Take a more strategic approach to denial management
Payers are denying more claims than ever, about one in every 10 claims submitted.7 The cost to health systems can be as high as 2% of net revenue. Three reasons for the increase, according to Modern Healthcare, are that payers are using more sophisticated algorithms to perform automated reviews, they’re using more complex criteria for claims submission and medical necessity, and they’re including more variables in their contracts such as medical necessity criteria and technical specifications.8
According to the June 2022 National Hospital Flash Report, hospital margins are “cumulatively negative” as hospitals continue performing “below pre-pandemic levels.”
Providers should take a three-pronged approach to denial management: Prevention, recovery, and escalation. Prevention requires that providers understand why claims have been denied—including at the payer level. Leveraging this information, providers gain actionable insights to inform changes in how claims are formulated on the front end, thus preventing future denials.
A solid recovery process facilitates faster, more accurate reimbursement. Technology that leverages machine learning and advanced trending methodologies can automate the appeals process. This is especially useful for bulk denials from a single payer. Automating this process helps reduce payment delays, improve appeals success, and enable staff to focus on more strategic tasks like escalation.
The third prong, escalation, is where the human engine kicks into high gear. This process requires not just an escalation workflow, but the expertise of your most experienced, highly qualified revenue cycle experts who have an in-depth understanding of the entire claims management process.
Apply analytics to improve focus
Achieving optimal revenue cycle outcomes requires a focus on industry best practices and a commitment to continuous improvement. Providers need to leverage end-to-end revenue cycle analytics with standardized reporting that allows them to do comparison analyses with peer organizations.

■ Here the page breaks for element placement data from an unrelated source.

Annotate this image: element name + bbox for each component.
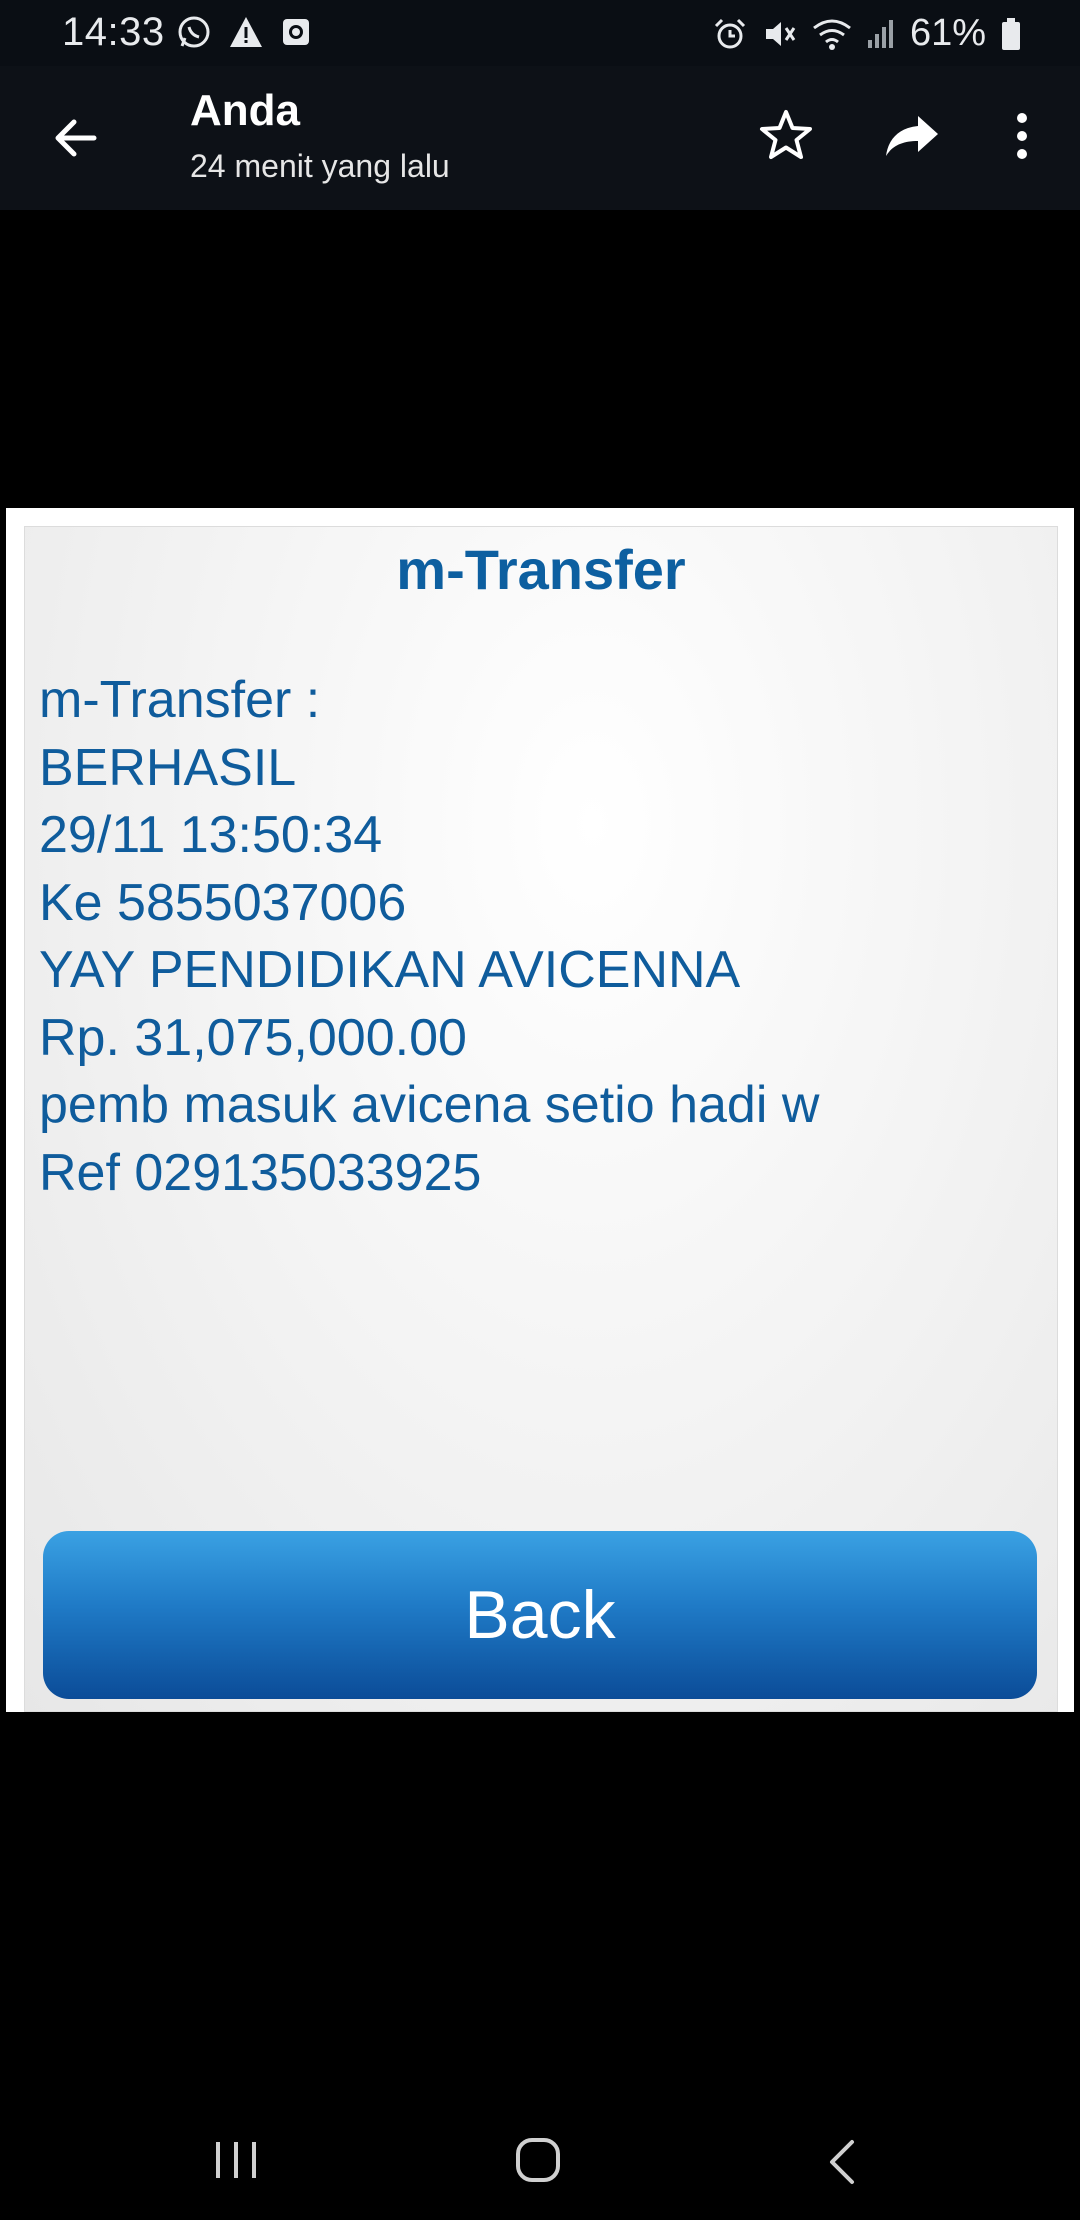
battery-icon <box>1000 16 1022 52</box>
sender-title: Anda <box>190 86 300 135</box>
share-icon[interactable] <box>880 106 944 166</box>
home-icon[interactable] <box>512 2134 564 2186</box>
back-arrow-icon[interactable] <box>48 110 104 166</box>
signal-icon <box>866 16 896 52</box>
mute-icon <box>762 16 798 52</box>
receipt-line: Ke 5855037006 <box>39 873 407 932</box>
shared-image: m-Transfer m-Transfer : BERHASIL 29/11 1… <box>6 508 1074 1712</box>
app-bar: Anda 24 menit yang lalu <box>0 66 1080 210</box>
system-icons: 61% <box>712 12 1022 55</box>
receipt-line: Ref 029135033925 <box>39 1143 482 1202</box>
receipt-line: Rp. 31,075,000.00 <box>39 1008 467 1067</box>
receipt-line: BERHASIL <box>39 738 297 797</box>
receipt-lines: m-Transfer : BERHASIL 29/11 13:50:34 Ke … <box>39 667 819 1207</box>
screen-record-icon <box>280 14 312 50</box>
status-bar: 14:33 61% <box>0 0 1080 66</box>
wifi-icon <box>812 16 852 52</box>
warning-icon <box>228 14 264 50</box>
star-icon[interactable] <box>756 106 816 166</box>
whatsapp-icon <box>176 14 212 50</box>
more-options-icon[interactable] <box>1000 106 1044 166</box>
receipt-line: m-Transfer : <box>39 671 321 729</box>
receipt-line: 29/11 13:50:34 <box>39 806 383 864</box>
nav-back-icon[interactable] <box>822 2136 862 2188</box>
receipt-panel: m-Transfer m-Transfer : BERHASIL 29/11 1… <box>24 526 1058 1712</box>
alarm-icon <box>712 16 748 52</box>
recents-icon[interactable] <box>210 2138 262 2182</box>
back-button[interactable]: Back <box>43 1531 1037 1699</box>
receipt-line: pemb masuk avicena setio hadi w <box>39 1076 820 1134</box>
battery-percentage: 61% <box>909 12 986 54</box>
receipt-line: YAY PENDIDIKAN AVICENNA <box>39 941 741 999</box>
timestamp-subtitle: 24 menit yang lalu <box>190 148 450 184</box>
receipt-title: m-Transfer <box>396 538 686 601</box>
status-time: 14:33 <box>62 10 165 54</box>
system-nav-bar <box>0 2100 1080 2220</box>
notification-icons <box>176 14 312 50</box>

Providers should take a technology-forward approach by leveraging artificial intelligence and predictive analytics to identify problematic trends in both payer behavior and internal revenue cycle processes. Measuring quality at every step and sub-process level helps improve the entire claim journey and, in turn, has a positive impact on your hospital’s financial performance.
[CALLOUT] Predictive analytics, combined with business and artificial intelligence, enables providers to deploy scarce resources more effectively.

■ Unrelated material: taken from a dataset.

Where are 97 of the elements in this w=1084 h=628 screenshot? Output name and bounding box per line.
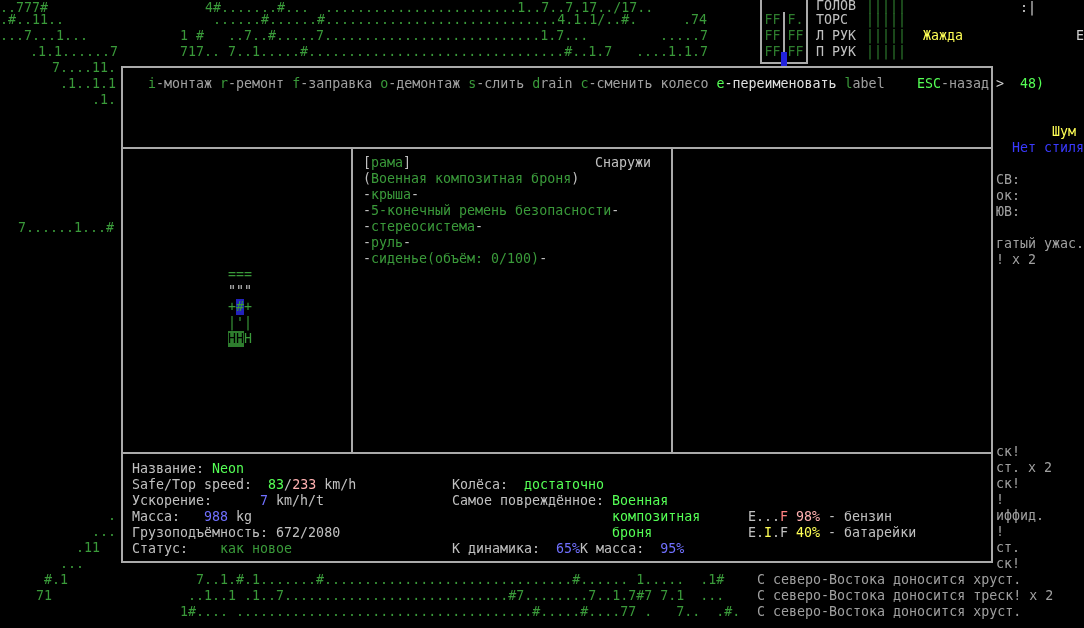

As hospitals face ongoing staffing challenges, outsourcing all or a portion of the revenue cycle can help. Outsourcers often have a broader pool of highly qualified revenue cycle experts that hospitals cannot find in their local communities—especially now. Instead of dealing with recruiting, onboarding, and training inexperienced revenue cycle staff, outsourcing enables revenue cycle leaders to focus on more systemic initiatives and process improvements.
The best outsourcers will be those that have extensive expertise in front-end, mid-cycle, and back-end revenue cycle functions. They should be flexible so as to meet the hospital’s unique requirements while also having the ability to quickly scale to accommodate fluctuation in needs.
A survey by Kauffman Hall found that 92% of healthcare leaders have had difficulty attracting and retaining support staff, with nearly as many saying they’ve had to increase base salaries to be more competitive.9 Outsourcing can help mitigate these difficulties while at the same time reducing costs and optimizing revenue cycle performance.